Holm et al. (11) first described the extralevator APER (ELAPER), which closely resembles the original procedure of APER described by Miles (11). It involves an en bloc resection of the rectum and anal canal along with the entire levator muscle without dissecting the mesorectum from the levator muscles so as to resect the levator muscle at its origin from the arcuate line on the obturator internus muscle. This procedure aims to create a cylindrical specimen without a “waist” so as to reduce the rate of intra operative tumor perforation and CRM positivity. Studies comparing APER with ELAPER have yielded conflicting results (12-15). There is only one randomized control trial that found a lower rate of local recurrence without an increase in complications with ELAPER (16). Two systematic reviews on the issue have shown differing results (14,17). With the inception of a dedicated colorectal unit at our institute, ELAPER has been offered to the patients although with less-stringent selection criteria.
Aims and objectives
To compare ELAPER with conventional APER in terms of short-term oncological and clinical outcomes.
This is a retrospective review of a prospectively maintained database in the Division of Colorectal Surgery at the Tata Memorial Center, Mumbai, India. All patients undergoing an APER between July 1, 2013, and January 31, 2015, were included in the study. A comparative analysis was performed between those who underwent conventional APER and ELAPER.

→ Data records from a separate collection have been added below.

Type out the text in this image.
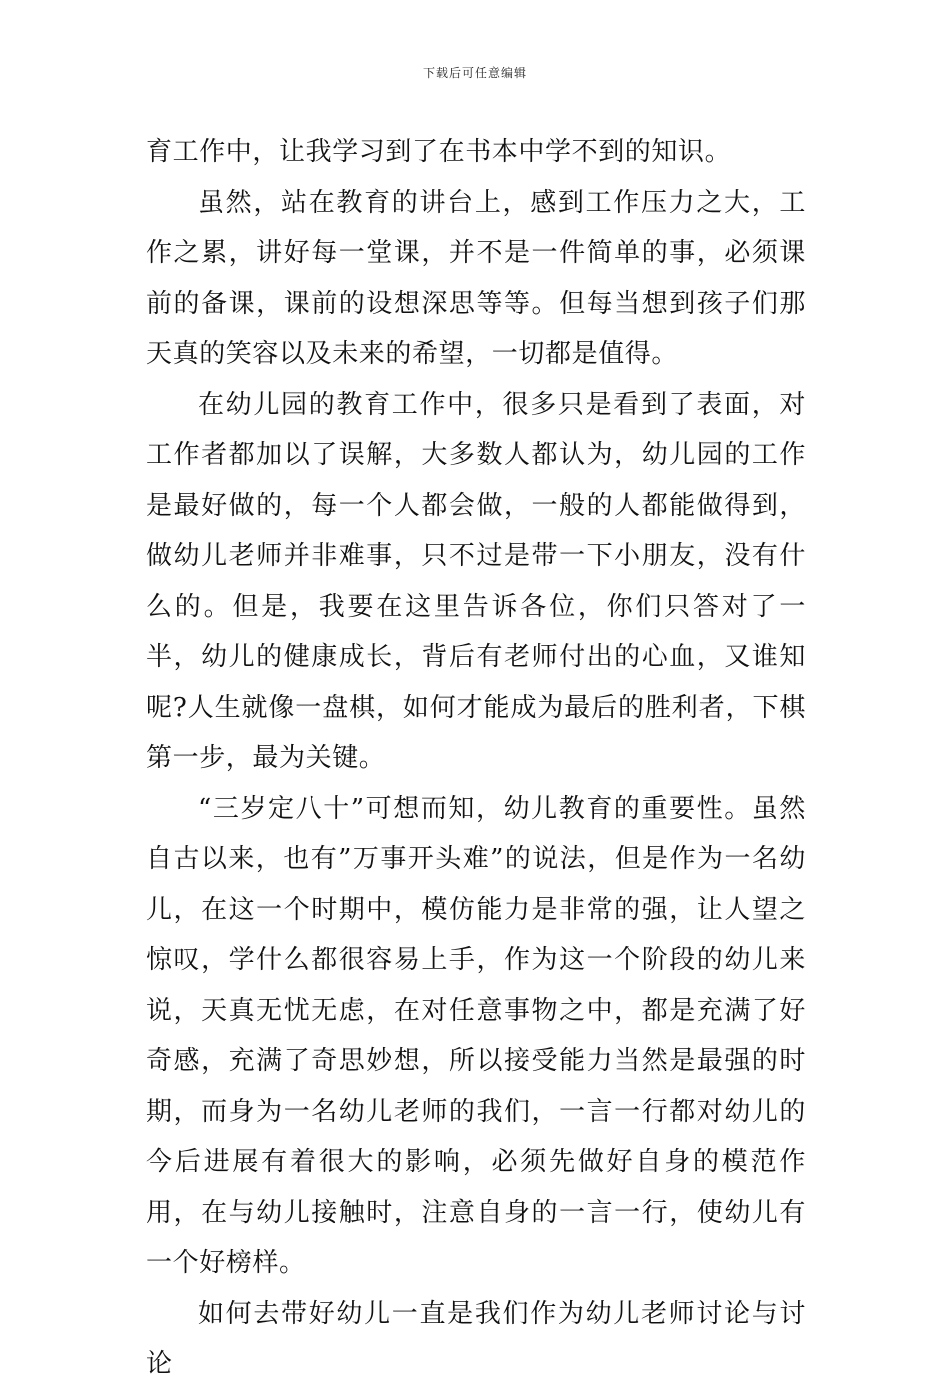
下载后可任意编辑

育工作中，让我学习到了在书本中学不到的知识。

虽然，站在教育的讲台上，感到工作压力之大，工作之累，讲好每一堂课，并不是一件简单的事，必须课前的备课，课前的设想深思等等。但每当想到孩子们那天真的笑容以及未来的希望，一切都是值得。

在幼儿园的教育工作中，很多只是看到了表面，对工作者都加以了误解，大多数人都认为，幼儿园的工作是最好做的，每一个人都会做，一般的人都能做得到，做幼儿老师并非难事，只不过是带一下小朋友，没有什么的。但是，我要在这里告诉各位，你们只答对了一半，幼儿的健康成长，背后有老师付出的心血，又谁知呢?人生就像一盘棋，如何才能成为最后的胜利者，下棋第一步，最为关键。

“三岁定八十”可想而知，幼儿教育的重要性。虽然自古以来，也有”万事开头难”的说法，但是作为一名幼儿，在这一个时期中，模仿能力是非常的强，让人望之惊叹，学什么都很容易上手，作为这一个阶段的幼儿来说，天真无忧无虑，在对任意事物之中，都是充满了好奇感，充满了奇思妙想，所以接受能力当然是最强的时期，而身为一名幼儿老师的我们，一言一行都对幼儿的今后进展有着很大的影响，必须先做好自身的模范作用，在与幼儿接触时，注意自身的一言一行，使幼儿有一个好榜样。

如何去带好幼儿一直是我们作为幼儿老师讨论与讨论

Following a detailed history and physical examination, all patients underwent a complete colonoscopy with biopsy and determination of serum carcinoembryonic antigen (CEA) levels. Loco regional staging was achieved with a baseline magnetic resonance imaging (MRI) of the pelvis (MRI 1). Contrast-enhanced computed tomography (CECT) of the thorax and abdomen were performed to rule out metastatic disease. Neoadjuvant chemo radiotherapy (NACTRT) was administered to all patients with a threatened CRM and/or enlarged mesorectal nodes on preoperative MRI. All treatment decisions were taken by a multidisciplinary team (MDT), comprising a colorectal surgeon, a radiation oncologist, a gastroenterologist, and a radiologist. NACTRT consisted of 50 Gy in 25 fractions for 5 weeks along with concurrent oral capecitabine (850 mg/m2 twice a day from days 1 to 14 and 22 to 35). Patients receiving NACTRT were evaluated for response with a second MRI of the pelvis (MRI 2) after 6-10 weeks of completion of neoadjuvant therapy, just before definitive surgery. The decision to perform ELAPER was individualized and was based mainly on the extent of levator muscle involvement, bulk of the tumor, the closeness of the tumor to CRM on MRI, and on the subjective judgment of the MDT (Figure 1A,B). Young male subjects with the involvement of prostate on MRI underwent either pelvic exenteration or ELAPER with shaving off the tumor from prostate depending on the extent of prostatic involvement and after discussion with the patient.
Technique of ELAPER
After an initial exploration of abdomen and pelvis to ensure the absence of liver and peritoneal metastasis, the mesorectum is mobilized till the origin of levator muscle circumferentially. This roughly corresponds to the sacrococcygeal joint posteriorly, the ischial spines laterally, and the seminal vesicles anteriorly. The inferior mesenteric pedicle is divided, the end sigmoid stoma created, and the abdomen closed. The patient is then placed in prone position and an extended perineal dissection performed, which encompasses an en bloc resection of the sphincter complex and the levator muscles from their origin on the pelvic sidewall. The coccyx is removed in continuity with the main specimen to facilitate access and ensure a negative CRM for posteriorly based tumors. Anteriorly, if the CRM is found to be threatened, a portion of prostate or vaginal wall is also removed. The resultant perineal defect is closed primarily in layers only if a tension-free closure is possible. Otherwise, some form of plastic reconstruction is adopted in the form of a V-Y advancement flap or gracilis flap with or without biological mesh placement.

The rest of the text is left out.